Oleh sebab itu, agar tindakan yang diberikan dalam proses pendidikan dapat dilaksanakan
dengan berhasil dan berdaya guna maka seorang pendidik harus memahami hokum-hukum
dasar perkembangan kejiwaan anak.
Manfaat ilmu pengetahuan dan teknologi yang melandasi pendidikan harus mampu (1)
memberikan kesejahteraan lahir dan batin setingi-tingginya, (2) mendorong pemanfaatan
pengembangan sesuai tuntutan zaman. (3) menjamin penggunaannya secara bertanggung
jawab, (4) memberi dukungan nilai agama dan nilai lihur bangsa, (5) mencerdaskan
kehidupan bangsa, dan (6) meningkatkan produktifitas, efisiensi, dan efektifitas sumber
daya manusia.
Dengan cemikian setiap kesalahan yang dialami anak itu bersifat mendidik. Menurut azas
Tut Wuri Handayani (1) pendidikan dilaksanakan tidak memakai syarat paksaan, (2)
pendidikan adalah panggulowenthah yang mengandung makna : momong, among,
ngemong, among berarti pendidik dapat mengembangkan hidup kodrat alam peserta didik
dengan tuntutan agar peserta didik mampu mengembangkan hidup secara selamat.
Momong berarti mengamati peserta didik agar dapat bertumbuh menurut kodratnya.
Ngemong mengandung makna bahwa pendidik harus mengikuti usaha yang dilakukan anak
sendiri dan pendidik hanya memberikan bantuan ketika peserta didik memerlukan. (3)
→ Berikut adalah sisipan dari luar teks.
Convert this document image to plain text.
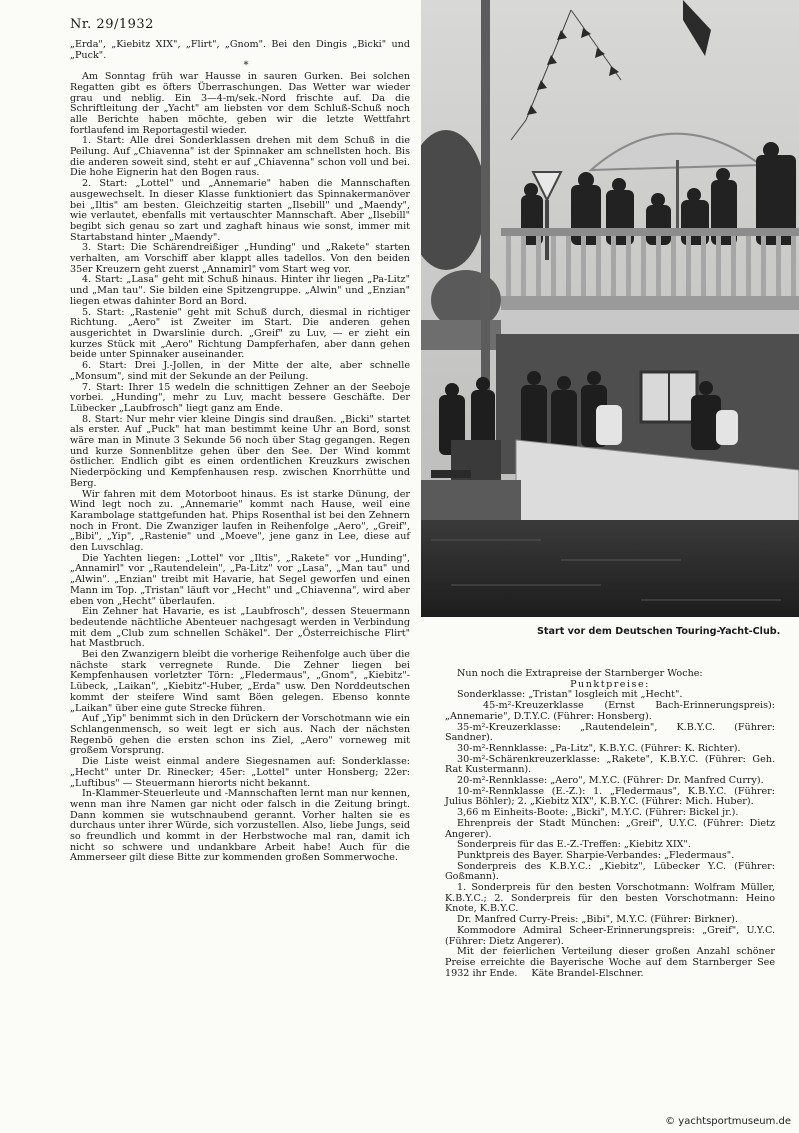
Nr. 29/1932

„Erda", „Kiebitz XIX", „Flirt", „Gnom". Bei den Dingis „Bicki" und „Puck".

*

Am Sonntag früh war Hausse in sauren Gurken. Bei solchen Regatten gibt es öfters Überraschungen. Das Wetter war wieder grau und neblig. Ein 3—4-m/sek.-Nord frischte auf. Da die Schriftleitung der „Yacht" am liebsten vor dem Schluß-Schuß noch alle Berichte haben möchte, geben wir die letzte Wettfahrt fortlaufend im Reportagestil wieder.

1. Start: Alle drei Sonderklassen drehen mit dem Schuß in die Peilung. Auf „Chiavenna" ist der Spinnaker am schnellsten hoch. Bis die anderen soweit sind, steht er auf „Chiavenna" schon voll und bei. Die hohe Eignerin hat den Bogen raus.

2. Start: „Lottel" und „Annemarie" haben die Mannschaften ausgewechselt. In dieser Klasse funktioniert das Spinnakermanöver bei „Iltis" am besten. Gleichzeitig starten „Ilsebill" und „Maendy", wie verlautet, ebenfalls mit vertauschter Mannschaft. Aber „Ilsebill" begibt sich genau so zart und zaghaft hinaus wie sonst, immer mit Startabstand hinter „Maendy".

3. Start: Die Schärendreißiger „Hunding" und „Rakete" starten verhalten, am Vorschiff aber klappt alles tadellos. Von den beiden 35er Kreuzern geht zuerst „Annamirl" vom Start weg vor.

4. Start: „Lasa" geht mit Schuß hinaus. Hinter ihr liegen „Pa-Litz" und „Man tau". Sie bilden eine Spitzengruppe. „Alwin" und „Enzian" liegen etwas dahinter Bord an Bord.

5. Start: „Rastenie" geht mit Schuß durch, diesmal in richtiger Richtung. „Aero" ist Zweiter im Start. Die anderen gehen ausgerichtet in Dwarslinie durch. „Greif" zu Luv, — er zieht ein kurzes Stück mit „Aero" Richtung Dampferhafen, aber dann gehen beide unter Spinnaker auseinander.

6. Start: Drei J.-Jollen, in der Mitte der alte, aber schnelle „Monsum", sind mit der Sekunde an der Peilung.

7. Start: Ihrer 15 wedeln die schnittigen Zehner an der Seeboje vorbei. „Hunding", mehr zu Luv, macht bessere Geschäfte. Der Lübecker „Laubfrosch" liegt ganz am Ende.

8. Start: Nur mehr vier kleine Dingis sind draußen. „Bicki" startet als erster. Auf „Puck" hat man bestimmt keine Uhr an Bord, sonst wäre man in Minute 3 Sekunde 56 noch über Stag gegangen. Regen und kurze Sonnenblitze gehen über den See. Der Wind kommt östlicher. Endlich gibt es einen ordentlichen Kreuzkurs zwischen Niederpöcking und Kempfenhausen resp. zwischen Knorrhütte und Berg.

Wir fahren mit dem Motorboot hinaus. Es ist starke Dünung, der Wind legt noch zu. „Annemarie" kommt nach Hause, weil eine Karambolage stattgefunden hat. Phips Rosenthal ist bei den Zehnern noch in Front. Die Zwanziger laufen in Reihenfolge „Aero", „Greif", „Bibi", „Yip", „Rastenie" und „Moeve", jene ganz in Lee, diese auf den Luvschlag.

Die Yachten liegen: „Lottel" vor „Iltis", „Rakete" vor „Hunding", „Annamirl" vor „Rautendelein", „Pa-Litz" vor „Lasa", „Man tau" und „Alwin". „Enzian" treibt mit Havarie, hat Segel geworfen und einen Mann im Top. „Tristan" läuft vor „Hecht" und „Chiavenna", wird aber eben von „Hecht" überlaufen.

Ein Zehner hat Havarie, es ist „Laubfrosch", dessen Steuermann bedeutende nächtliche Abenteuer nachgesagt werden in Verbindung mit dem „Club zum schnellen Schäkel". Der „Österreichische Flirt" hat Mastbruch.

Bei den Zwanzigern bleibt die vorherige Reihenfolge auch über die nächste stark verregnete Runde. Die Zehner liegen bei Kempfenhausen vorletzter Törn: „Fledermaus", „Gnom", „Kiebitz"-Lübeck, „Laikan", „Kiebitz"-Huber, „Erda" usw. Den Norddeutschen kommt der steifere Wind samt Böen gelegen. Ebenso konnte „Laikan" über eine gute Strecke führen.

Auf „Yip" benimmt sich in den Drückern der Vorschotmann wie ein Schlangenmensch, so weit legt er sich aus. Nach der nächsten Regenbö gehen die ersten schon ins Ziel, „Aero" vorneweg mit großem Vorsprung.

Die Liste weist einmal andere Siegesnamen auf: Sonderklasse: „Hecht" unter Dr. Rinecker; 45er: „Lottel" unter Honsberg; 22er: „Luftibus" — Steuermann hierorts nicht bekannt.

In-Klammer-Steuerleute und -Mannschaften lernt man nur kennen, wenn man ihre Namen gar nicht oder falsch in die Zeitung bringt. Dann kommen sie wutschnaubend gerannt. Vorher halten sie es durchaus unter ihrer Würde, sich vorzustellen. Also, liebe Jungs, seid so freundlich und kommt in der Herbstwoche mal ran, damit ich nicht so schwere und undankbare Arbeit habe! Auch für die Ammerseer gilt diese Bitte zur kommenden großen Sommerwoche.

Start vor dem Deutschen Touring-Yacht-Club.

Nun noch die Extrapreise der Starnberger Woche:

Punktpreise:

Sonderklasse: „Tristan" losgleich mit „Hecht".

45-m²-Kreuzerklasse (Ernst Bach-Erinnerungspreis): „Annemarie", D.T.Y.C. (Führer: Honsberg).

35-m²-Kreuzerklasse: „Rautendelein", K.B.Y.C. (Führer: Sandner).

30-m²-Rennklasse: „Pa-Litz", K.B.Y.C. (Führer: K. Richter).

30-m²-Schärenkreuzerklasse: „Rakete", K.B.Y.C. (Führer: Geh. Rat Kustermann).

20-m²-Rennklasse: „Aero", M.Y.C. (Führer: Dr. Manfred Curry).

10-m²-Rennklasse (E.-Z.): 1. „Fledermaus", K.B.Y.C. (Führer: Julius Böhler); 2. „Kiebitz XIX", K.B.Y.C. (Führer: Mich. Huber).

3,66 m Einheits-Boote: „Bicki", M.Y.C. (Führer: Bickel jr.).

Ehrenpreis der Stadt München: „Greif", U.Y.C. (Führer: Dietz Angerer).

Sonderpreis für das E.-Z.-Treffen: „Kiebitz XIX".

Punktpreis des Bayer. Sharpie-Verbandes: „Fledermaus".

Sonderpreis des K.B.Y.C.: „Kiebitz", Lübecker Y.C. (Führer: Goßmann).

1. Sonderpreis für den besten Vorschotmann: Wolfram Müller, K.B.Y.C.; 2. Sonderpreis für den besten Vorschotmann: Heino Knote, K.B.Y.C.

Dr. Manfred Curry-Preis: „Bibi", M.Y.C. (Führer: Birkner).

Kommodore Admiral Scheer-Erinnerungspreis: „Greif", U.Y.C. (Führer: Dietz Angerer).

Mit der feierlichen Verteilung dieser großen Anzahl schöner Preise erreichte die Bayerische Woche auf dem Starnberger See 1932 ihr Ende. Käte Brandel-Elschner.

© yachtsportmuseum.de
pendidikan membuat ketertiban dan kedamaian (orde en vrede), pendidikan tidak
memanjakan peserta didik, serta (5) pendidikan mampu menghasilkan iklim sebagai berikut
tidak terperintah, memerintah pribadi peserta didik (Ruslam, 2014)..
Manusia Indonesia seutuhnya sesuai dengan nilai-nilai Pancasila untuk mencapai integritas
yang utuh, maka Indonesia menganut azas pendidikan sepanjang hayat. Melalui pndidikan
sepanjang hayat setiap warga Negara Indonesia diharapkan (1) dapat meningkatkan
kualitas diri sendiri dan mandiri selama hidupnya, (2) memperoleh kesempatan
mengenyam layanan lembaga-lembaga pendidikan (formal,informal dan nonformal) yang
ada, (3) memperoleh kesempatan mengikuti program pendidikan sesuai dengan minat,
bakat, dan kemampuan untuk mengembangkan profil manusia Indonesia seutuhnya, dan
(4) memperoleh kesempatan mengembangkan diri melalui proses pendidikan jalur, jenjang,
dan jenis pendidikan tertentu (Ruslam, 2014).
Pada azas kemandirian dalam belajar menempatkan pendidik dalam peran utama sebagai
fasilitator dan motivator. Peran sebagai fasilitator mengharapkan pendidik untuk dapat
menyediakan dan mengatur sumber belajar yang dapat memudahkan peserta didik.
Sedangkan peran motivator mengharapkan pendidik untuk mengupayakan peserta didik
untuk mau memanfaatkan sumber belajar tersebut (Ruslam, 2014). Implementasi
kemandirian dalam belajar disekolah sebaiknya dimulai dalam kegiatan intrakulikuler.
Selanjutnta dapat dilanjutkan pada kegiatan kolikuler dan ekstrakurikuler. Sedangkan untuk
perguruan tinggi dapat dimulai dengan kegiatan tatap muka yang kemudian dikembangkan
dalam bentuk kegiatan terstruktur dan mandiri atau kegiatan kolikuler dan ekstrakurikuler.